On Apr 17 2008, Jason Wohlford wrote:
We'll I'll have to disagree with you there. I find Mail.app to be a
great little program. Mac OS X Server uses Cyrus and Postfix. I've
even gone command line to fine tune some spam settings. Now, you can
certainly dis-Apple for many other things, but Mail.app works to spec.
I don't pretend to know whether Mail.app conforms precisely to the IMAP spec (though I highly doubt it), but I do know that it has three raging deficiencies:
It is almost as bad as Outlook in the arena of MIME mangling (this isn't really related to IMAP, just getting it out of the way).

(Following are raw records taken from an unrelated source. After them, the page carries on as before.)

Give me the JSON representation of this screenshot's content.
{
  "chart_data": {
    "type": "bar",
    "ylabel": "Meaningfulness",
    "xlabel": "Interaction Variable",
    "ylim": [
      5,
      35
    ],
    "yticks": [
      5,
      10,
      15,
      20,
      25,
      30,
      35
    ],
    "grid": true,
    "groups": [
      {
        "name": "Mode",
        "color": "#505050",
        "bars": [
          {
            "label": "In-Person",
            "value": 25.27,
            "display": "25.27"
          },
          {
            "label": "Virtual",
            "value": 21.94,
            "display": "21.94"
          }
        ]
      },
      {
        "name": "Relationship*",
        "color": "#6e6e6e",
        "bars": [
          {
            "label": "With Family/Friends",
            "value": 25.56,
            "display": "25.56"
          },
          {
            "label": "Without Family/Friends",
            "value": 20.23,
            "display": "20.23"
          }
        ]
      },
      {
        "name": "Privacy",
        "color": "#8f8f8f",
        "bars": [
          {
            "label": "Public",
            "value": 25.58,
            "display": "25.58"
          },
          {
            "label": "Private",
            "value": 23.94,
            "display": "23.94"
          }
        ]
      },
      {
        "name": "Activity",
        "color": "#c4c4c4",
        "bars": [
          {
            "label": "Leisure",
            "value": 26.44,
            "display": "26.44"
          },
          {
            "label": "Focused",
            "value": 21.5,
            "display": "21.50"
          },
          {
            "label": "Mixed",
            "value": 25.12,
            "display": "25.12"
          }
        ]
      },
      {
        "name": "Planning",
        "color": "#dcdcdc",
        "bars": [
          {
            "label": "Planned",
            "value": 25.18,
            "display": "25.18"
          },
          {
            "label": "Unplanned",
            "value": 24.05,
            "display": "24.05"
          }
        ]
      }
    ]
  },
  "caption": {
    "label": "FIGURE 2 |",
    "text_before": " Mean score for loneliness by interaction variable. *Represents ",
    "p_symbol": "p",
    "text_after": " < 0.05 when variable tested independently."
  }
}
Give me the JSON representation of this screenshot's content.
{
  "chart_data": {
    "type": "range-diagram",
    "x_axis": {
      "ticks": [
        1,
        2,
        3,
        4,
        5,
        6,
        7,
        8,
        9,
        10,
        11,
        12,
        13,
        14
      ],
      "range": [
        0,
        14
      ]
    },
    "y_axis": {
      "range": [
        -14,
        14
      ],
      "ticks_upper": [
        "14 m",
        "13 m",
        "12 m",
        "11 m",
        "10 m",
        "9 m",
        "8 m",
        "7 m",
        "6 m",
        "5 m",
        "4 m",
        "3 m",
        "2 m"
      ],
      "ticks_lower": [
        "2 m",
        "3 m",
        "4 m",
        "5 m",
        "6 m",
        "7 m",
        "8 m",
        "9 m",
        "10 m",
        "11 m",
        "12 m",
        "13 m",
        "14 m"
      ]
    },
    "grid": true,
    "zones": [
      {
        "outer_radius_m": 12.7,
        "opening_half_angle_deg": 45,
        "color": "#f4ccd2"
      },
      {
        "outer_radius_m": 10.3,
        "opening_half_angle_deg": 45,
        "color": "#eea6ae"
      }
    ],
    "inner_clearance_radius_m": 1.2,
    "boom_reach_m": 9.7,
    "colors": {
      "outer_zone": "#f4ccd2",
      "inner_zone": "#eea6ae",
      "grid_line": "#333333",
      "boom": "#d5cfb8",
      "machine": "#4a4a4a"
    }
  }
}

It has a really nasty habit of working your actions on its local cache, and only periodically issuing streams of IMAP commands to the server. If the IMAP session gets interrupted for any reason, this results in chaos. It's pretty repulsive.
It, like Outlook and unlike Thunderbird, is... sub-optimal in its use of the "IMAP root" setting. Mail.app and Outlook will never access any space that does not begin with that prefix. What this means, is that if you're using a non-Maildir format (say, mbox, like the majority of the world still does), you have basically no hope as an administrator of physically separating storage--especially if your user accounts are used for anything other than mail. If you have mailboxes in, say, ~/mail, then your users need to use 'mail' as the "IMAP root" in order to avoid seeing whatever dotfiles, FTP space, web space, etc, may be in their home directories.
With that prefix set, Mail.app and Outlook both *ignore any namespaces that don't start with this prefix*. I can't stress enough how utterly moronic this is. The entire point of namespaces is to offer up other storage alongside the user's "default" space; implementing the NAMESPACE command and then filtering it based on where the user tells you to find the default storage is possibly the dumbest thing I've seen in many dumb years of e-mail client debugging. Yes, yes, you can use symlinks. For now, we do. And it's a limiting pain.
Frankly, I love most Apple apps, but for environments with any complexity Mail needs to be fixed or shot; it's just awful.